Use a foreign key constraint with 'SET NULL' for updates and deletes.

Mark Byers
This is the problem. I copied and pasted the wrong thing, actually.
Timmy
Is there a problem? The maximum value is quickly derived from your autoincrement field's *index*. There's no table scan involved.
Derek Illchuk
I added a little more explanation up top, but the problem is that there are other tables referencing this table, using the id as a receipt. For those tables, this column is no longer unique.
Timmy
I think you are misunderstanding the documentation. When you insert a row, the automatically generated id is saved to disk. The only thing that isn't saved to disk is the cache of what the next value should be, but this doesn't affect the functionality. It just gives a *very* minor performance hit on startup.
Mark Byers
The problem the OP is having is this: insert a row with id=42 in a tableA. Insert another row with foreign key(42) into tableB. Delete id=42 from tableA. Now restart the server and insert another row in tableA. It will get id=42, and the referencing foreign key in tableB would now point to data that is really not related
nos
@nos: OK, that makes sense. I couldn't work out what the problem was from the description in the question, but I see it now. The solutions is simple though: InnoDB supports foreign key constraints, so when you delete the row, you can make sure that no other rows are still pointing there. I've updated my answer.
Mark Byers
+1  A: 

So you have two tables:

TableA

A_ID [PK]

and

TableB

B_ID [PK]

A_ID [FK, TableA.A_ID]

And in TableB, the value of A_ID is not unique? Or is there a value in TableB.A_ID that is not in TableA.A_ID?

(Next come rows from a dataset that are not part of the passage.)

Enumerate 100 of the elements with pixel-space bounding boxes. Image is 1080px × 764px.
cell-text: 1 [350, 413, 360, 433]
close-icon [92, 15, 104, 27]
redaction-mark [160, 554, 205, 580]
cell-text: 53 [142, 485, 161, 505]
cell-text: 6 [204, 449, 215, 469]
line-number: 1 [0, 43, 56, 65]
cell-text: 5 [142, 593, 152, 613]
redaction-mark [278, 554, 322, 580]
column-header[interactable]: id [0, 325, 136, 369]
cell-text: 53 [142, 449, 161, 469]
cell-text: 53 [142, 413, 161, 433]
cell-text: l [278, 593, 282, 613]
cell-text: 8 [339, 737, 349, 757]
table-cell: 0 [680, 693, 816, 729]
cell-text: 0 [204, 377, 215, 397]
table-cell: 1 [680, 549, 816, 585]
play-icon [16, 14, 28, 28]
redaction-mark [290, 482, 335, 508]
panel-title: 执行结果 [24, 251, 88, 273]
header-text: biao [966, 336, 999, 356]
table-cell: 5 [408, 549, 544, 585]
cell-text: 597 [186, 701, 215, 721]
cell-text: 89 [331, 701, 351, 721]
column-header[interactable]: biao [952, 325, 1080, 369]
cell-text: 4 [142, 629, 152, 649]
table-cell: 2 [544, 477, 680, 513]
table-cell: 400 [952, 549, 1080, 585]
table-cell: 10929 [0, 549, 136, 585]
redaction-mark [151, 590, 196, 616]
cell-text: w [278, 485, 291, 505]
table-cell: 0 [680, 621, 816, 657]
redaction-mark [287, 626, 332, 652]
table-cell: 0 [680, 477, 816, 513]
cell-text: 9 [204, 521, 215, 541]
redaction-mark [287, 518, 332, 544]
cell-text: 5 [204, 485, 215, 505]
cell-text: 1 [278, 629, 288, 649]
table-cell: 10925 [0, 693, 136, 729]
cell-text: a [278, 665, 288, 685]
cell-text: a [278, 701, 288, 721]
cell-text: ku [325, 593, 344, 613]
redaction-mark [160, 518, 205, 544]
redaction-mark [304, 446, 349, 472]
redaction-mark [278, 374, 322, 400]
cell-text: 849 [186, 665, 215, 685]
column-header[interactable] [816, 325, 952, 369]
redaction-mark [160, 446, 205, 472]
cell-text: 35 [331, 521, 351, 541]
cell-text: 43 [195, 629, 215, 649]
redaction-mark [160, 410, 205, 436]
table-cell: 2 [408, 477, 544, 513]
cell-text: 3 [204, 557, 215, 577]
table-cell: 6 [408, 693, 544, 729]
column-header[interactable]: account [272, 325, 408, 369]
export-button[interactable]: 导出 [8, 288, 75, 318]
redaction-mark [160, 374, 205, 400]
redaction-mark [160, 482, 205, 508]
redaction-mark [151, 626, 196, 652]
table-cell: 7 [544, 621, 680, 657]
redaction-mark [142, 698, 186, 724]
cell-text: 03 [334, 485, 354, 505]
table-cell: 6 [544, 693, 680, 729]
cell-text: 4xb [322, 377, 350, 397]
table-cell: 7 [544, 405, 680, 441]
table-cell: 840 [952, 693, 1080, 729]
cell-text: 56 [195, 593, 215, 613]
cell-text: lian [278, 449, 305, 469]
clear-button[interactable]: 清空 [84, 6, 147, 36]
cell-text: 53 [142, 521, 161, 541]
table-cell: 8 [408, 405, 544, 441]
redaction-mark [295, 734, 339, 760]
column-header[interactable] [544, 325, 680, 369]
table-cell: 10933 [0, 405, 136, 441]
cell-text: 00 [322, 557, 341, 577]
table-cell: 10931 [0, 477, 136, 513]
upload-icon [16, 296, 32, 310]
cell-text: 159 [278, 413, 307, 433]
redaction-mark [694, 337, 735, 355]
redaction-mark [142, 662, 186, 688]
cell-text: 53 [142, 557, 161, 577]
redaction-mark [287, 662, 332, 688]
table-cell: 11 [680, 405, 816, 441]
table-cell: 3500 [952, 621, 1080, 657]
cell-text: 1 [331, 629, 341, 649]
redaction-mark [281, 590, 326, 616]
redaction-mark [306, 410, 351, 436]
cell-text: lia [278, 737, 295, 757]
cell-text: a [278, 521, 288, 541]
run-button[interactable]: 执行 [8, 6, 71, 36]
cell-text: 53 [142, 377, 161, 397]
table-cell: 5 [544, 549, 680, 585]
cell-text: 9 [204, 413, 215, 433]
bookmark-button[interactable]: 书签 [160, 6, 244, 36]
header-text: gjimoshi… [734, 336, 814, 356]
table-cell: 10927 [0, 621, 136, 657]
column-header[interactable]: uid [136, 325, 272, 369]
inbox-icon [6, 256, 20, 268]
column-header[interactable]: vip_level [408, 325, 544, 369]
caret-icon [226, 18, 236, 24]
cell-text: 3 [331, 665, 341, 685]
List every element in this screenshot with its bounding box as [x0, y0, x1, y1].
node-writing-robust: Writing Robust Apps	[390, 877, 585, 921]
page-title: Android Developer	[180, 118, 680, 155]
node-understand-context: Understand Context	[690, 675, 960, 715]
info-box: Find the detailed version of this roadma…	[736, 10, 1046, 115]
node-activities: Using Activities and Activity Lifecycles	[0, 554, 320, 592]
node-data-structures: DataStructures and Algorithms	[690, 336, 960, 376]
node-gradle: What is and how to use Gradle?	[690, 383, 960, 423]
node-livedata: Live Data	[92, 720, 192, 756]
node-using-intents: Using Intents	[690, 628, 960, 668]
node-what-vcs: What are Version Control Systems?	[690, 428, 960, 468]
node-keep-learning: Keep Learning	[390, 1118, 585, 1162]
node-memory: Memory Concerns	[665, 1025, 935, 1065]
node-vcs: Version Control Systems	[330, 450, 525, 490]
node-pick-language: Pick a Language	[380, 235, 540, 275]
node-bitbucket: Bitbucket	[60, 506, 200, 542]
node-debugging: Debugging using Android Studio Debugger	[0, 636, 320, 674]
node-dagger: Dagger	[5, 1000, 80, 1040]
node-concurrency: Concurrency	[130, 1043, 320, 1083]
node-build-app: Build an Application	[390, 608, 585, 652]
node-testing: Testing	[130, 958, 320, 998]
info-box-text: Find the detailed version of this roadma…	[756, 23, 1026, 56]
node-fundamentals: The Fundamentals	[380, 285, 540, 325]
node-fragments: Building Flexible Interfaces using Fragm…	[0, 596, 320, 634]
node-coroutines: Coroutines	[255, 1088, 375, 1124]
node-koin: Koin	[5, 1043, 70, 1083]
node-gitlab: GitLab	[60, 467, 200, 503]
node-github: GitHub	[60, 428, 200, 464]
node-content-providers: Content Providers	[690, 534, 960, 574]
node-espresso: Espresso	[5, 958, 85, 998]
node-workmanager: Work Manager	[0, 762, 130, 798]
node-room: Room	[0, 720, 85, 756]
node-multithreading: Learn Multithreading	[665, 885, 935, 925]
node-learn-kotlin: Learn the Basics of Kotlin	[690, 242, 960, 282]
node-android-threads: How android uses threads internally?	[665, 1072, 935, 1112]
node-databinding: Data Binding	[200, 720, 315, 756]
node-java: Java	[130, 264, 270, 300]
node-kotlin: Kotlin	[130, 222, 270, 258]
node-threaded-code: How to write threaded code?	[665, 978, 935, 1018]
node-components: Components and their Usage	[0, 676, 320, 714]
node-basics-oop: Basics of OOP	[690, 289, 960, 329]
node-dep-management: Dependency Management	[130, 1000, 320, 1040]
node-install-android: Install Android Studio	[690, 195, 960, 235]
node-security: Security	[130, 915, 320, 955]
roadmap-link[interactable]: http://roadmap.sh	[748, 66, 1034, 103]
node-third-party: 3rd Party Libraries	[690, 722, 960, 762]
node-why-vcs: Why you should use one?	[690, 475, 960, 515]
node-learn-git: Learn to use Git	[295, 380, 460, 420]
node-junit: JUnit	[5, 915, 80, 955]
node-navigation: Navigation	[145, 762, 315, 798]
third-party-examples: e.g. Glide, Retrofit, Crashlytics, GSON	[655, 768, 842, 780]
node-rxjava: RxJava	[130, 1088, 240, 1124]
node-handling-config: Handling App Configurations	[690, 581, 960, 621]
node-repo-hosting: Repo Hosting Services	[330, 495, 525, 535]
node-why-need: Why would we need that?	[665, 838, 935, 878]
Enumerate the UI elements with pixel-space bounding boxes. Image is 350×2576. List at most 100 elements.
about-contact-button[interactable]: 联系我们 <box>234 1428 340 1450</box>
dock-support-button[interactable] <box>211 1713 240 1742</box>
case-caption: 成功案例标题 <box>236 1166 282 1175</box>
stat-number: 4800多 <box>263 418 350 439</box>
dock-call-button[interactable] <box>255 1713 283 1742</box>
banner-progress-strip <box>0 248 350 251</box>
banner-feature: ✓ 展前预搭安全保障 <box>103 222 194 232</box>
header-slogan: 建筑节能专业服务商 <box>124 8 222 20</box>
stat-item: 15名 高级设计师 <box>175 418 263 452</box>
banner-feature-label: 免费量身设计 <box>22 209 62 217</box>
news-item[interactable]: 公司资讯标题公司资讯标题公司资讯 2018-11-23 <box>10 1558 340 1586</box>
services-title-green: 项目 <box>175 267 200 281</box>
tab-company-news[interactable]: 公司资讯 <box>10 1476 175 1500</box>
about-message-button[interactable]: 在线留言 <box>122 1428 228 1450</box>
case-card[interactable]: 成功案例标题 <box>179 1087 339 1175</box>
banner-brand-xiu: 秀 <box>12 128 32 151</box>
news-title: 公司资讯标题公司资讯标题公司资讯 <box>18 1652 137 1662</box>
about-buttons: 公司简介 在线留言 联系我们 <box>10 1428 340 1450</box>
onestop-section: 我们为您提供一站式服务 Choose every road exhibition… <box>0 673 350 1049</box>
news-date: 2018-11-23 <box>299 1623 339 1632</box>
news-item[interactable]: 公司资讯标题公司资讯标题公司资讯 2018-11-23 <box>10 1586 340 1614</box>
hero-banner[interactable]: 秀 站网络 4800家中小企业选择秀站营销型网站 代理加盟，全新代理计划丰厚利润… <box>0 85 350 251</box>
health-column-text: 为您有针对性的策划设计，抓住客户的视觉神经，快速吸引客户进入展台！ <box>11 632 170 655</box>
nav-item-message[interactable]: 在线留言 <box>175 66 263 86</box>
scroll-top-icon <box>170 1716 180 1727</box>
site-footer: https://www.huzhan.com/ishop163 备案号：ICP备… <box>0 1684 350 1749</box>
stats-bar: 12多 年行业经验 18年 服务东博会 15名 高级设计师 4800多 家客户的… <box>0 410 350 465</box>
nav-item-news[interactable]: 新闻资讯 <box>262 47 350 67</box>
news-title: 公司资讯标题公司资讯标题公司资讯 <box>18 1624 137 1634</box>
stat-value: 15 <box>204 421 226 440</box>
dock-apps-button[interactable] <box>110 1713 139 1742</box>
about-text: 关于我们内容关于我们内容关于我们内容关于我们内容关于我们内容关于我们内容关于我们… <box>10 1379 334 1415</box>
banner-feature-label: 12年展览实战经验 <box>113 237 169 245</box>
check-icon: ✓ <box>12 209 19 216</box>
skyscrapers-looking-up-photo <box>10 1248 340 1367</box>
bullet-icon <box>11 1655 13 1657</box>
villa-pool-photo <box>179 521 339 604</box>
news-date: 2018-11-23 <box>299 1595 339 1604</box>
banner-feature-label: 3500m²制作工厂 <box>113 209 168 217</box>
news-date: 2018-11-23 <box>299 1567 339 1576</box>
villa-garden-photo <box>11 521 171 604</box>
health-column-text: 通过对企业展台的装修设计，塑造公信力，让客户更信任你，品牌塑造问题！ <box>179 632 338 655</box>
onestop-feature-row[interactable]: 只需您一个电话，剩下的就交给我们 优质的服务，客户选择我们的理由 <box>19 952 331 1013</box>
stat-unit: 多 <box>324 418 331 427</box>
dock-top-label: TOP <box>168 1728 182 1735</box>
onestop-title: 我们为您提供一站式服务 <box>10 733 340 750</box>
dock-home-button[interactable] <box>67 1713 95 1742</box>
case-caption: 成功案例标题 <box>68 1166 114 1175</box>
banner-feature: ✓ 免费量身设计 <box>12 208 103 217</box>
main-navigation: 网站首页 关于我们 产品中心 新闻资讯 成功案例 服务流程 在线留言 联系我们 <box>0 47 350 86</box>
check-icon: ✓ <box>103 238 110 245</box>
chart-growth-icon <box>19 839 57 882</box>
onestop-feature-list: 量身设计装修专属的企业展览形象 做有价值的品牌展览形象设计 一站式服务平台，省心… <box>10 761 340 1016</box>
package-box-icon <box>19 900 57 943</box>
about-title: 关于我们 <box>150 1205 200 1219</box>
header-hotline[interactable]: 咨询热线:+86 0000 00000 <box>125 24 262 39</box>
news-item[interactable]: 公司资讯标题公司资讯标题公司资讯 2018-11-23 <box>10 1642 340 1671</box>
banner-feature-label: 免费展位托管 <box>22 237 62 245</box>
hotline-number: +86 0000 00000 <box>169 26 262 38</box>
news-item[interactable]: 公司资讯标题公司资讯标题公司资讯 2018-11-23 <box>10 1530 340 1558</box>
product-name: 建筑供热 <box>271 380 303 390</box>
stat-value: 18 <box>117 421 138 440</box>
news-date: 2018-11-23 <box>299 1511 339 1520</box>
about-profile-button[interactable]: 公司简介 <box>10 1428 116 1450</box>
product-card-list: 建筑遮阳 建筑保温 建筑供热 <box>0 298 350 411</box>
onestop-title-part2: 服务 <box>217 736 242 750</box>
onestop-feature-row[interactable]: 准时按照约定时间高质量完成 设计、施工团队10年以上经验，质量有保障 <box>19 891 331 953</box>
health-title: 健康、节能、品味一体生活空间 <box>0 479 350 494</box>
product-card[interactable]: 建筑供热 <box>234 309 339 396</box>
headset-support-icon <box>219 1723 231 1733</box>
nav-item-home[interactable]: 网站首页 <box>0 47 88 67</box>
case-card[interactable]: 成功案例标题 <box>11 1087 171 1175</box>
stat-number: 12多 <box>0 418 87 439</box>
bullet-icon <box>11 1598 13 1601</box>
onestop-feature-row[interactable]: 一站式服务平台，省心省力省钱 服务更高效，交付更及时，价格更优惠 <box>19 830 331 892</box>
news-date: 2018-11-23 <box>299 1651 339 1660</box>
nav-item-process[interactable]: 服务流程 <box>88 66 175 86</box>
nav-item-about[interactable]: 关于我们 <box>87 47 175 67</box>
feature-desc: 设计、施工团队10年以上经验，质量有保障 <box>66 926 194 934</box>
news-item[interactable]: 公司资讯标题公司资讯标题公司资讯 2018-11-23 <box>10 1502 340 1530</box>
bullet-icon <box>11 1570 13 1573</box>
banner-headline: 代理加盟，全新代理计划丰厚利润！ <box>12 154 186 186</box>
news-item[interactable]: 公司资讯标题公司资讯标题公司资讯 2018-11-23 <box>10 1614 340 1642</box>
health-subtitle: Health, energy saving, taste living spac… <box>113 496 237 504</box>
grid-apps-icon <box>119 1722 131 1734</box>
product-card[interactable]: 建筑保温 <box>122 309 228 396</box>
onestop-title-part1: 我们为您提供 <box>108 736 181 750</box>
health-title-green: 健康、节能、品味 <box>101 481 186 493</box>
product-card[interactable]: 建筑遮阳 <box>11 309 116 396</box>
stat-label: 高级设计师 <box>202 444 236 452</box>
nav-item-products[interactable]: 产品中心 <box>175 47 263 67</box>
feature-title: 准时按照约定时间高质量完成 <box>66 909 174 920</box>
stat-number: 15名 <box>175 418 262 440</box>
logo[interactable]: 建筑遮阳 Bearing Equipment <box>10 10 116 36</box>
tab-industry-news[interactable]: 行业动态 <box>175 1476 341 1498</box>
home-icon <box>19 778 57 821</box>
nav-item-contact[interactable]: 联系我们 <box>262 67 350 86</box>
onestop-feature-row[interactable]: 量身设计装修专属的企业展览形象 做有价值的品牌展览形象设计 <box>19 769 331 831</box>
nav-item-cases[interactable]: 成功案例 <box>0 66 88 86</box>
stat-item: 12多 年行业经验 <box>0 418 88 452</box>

If you need the value of TableB.A_ID to be unique, then you need to add a UNIQUE constraint to that column.

Or am I still missing something?

iKnowKungFoo
There is a unique constraint, which is how it's failing for me - it tries to insert into TableB an A_ID that already exists, because of the server restart and the AUTO_INCREMENT getting reset.
Timmy
+1  A: 

If you have a foreign key constraint, how can you delete a row from table A when table B references that row? That seems like an error to me.

Regardless, you can avoid the reuse of auto-increment values by resetting the offset when your application starts back up. Query for the maximum in all the tables that reference table A, then alter the table above that maximum, e.g. if the max is 989, use this:

alter table TableA auto_increment=999;

Also beware that different MySQL engines have different auto-increment behavior. This trick works for InnoDB.

Ken Fox
Seems fair. I'm using it somewhat as a receipt, though maybe I should take another approach.
Timmy
+1  A: 

Create another table with a column that remembers the last created Id. This way you don't have to take care of the max values in new tables that have this as foreign key.